The transmission of multiple independent optical signals through a multimode fiber is accomplished using wavefront shaping in order to compensate for the light distortion during the propagation within the fiber. Our methodology is based on digital optical phase conjugation employing only a single spatial light modulator, where the optical wavefront is individually modulated at different regions of the modulator, one region per light signal. Digital optical phase conjugation approaches are considered to be faster than other wavefront shaping approaches, where (for example) a complete determination of the wave propagation behavior of the fiber is performed. In contrast, the presented approach is time-efficient since it only requires one calibration per light signal. The proposed method is potentially appropriate for spatial division multiplexing in communications engineering. Further application fields are endoscopic light delivery in biophotonics, especially in optogenetics, where single cells in biological tissue have to be selectively illuminated with high spatial and temporal resolution.

Wavefront shaping for imaging-based flow velocity measurements through distortions using a Fresnel guide star.

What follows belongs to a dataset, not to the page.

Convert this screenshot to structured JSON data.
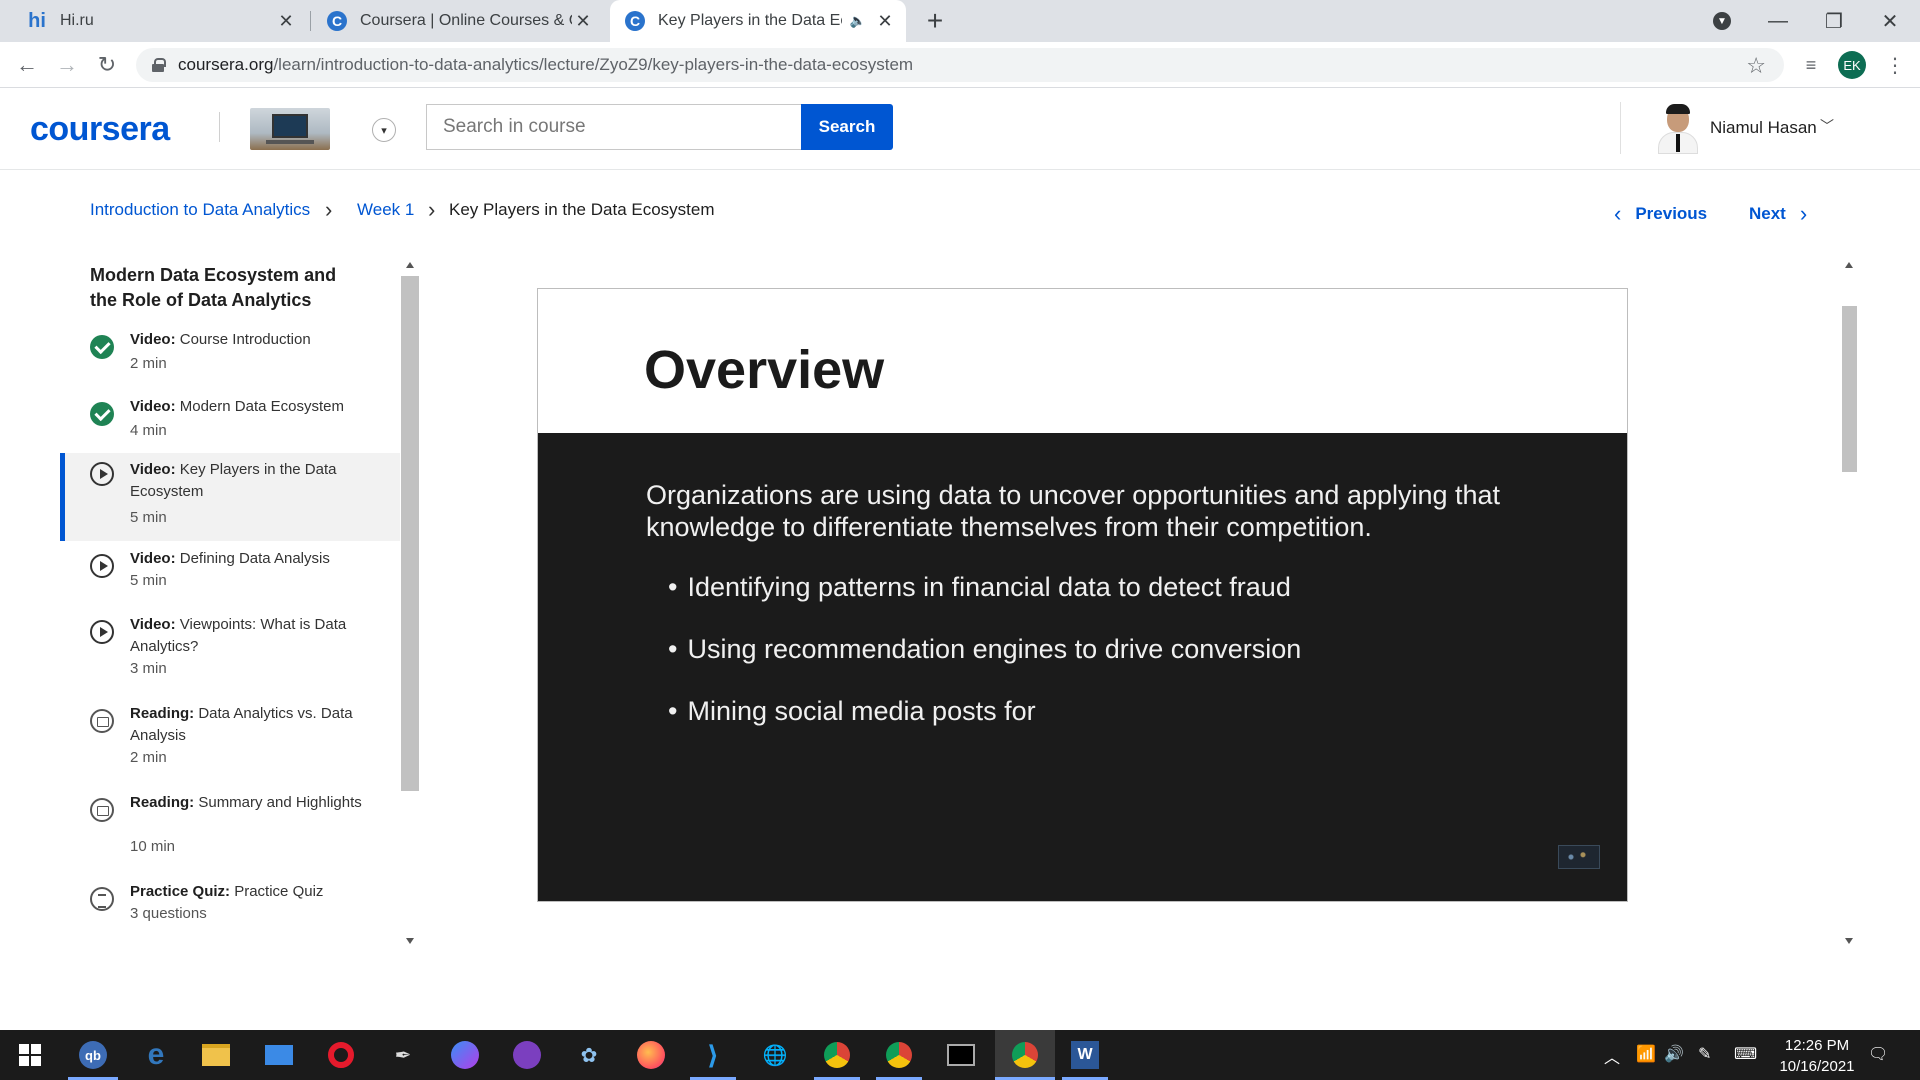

Imaging-based flow measurement techniques, like particle image velocimetry (PIV), are vulnerable to time-varying distortions like refractive index inhomogeneities or fluctuating phase boundaries. Such distortions strongly increase the velocity error, as the position assignment of the tracer particles and the decrease of image contrast exhibit significant uncertainties. We demonstrate that wavefront shaping based on spatially distributed guide stars has the potential to significantly reduce the measurement uncertainty. Proof of concept experiments show an improvement by more than one order of magnitude. Possible applications for the wavefront shaping PIV range from measurements in jets and film flows to biomedical applications.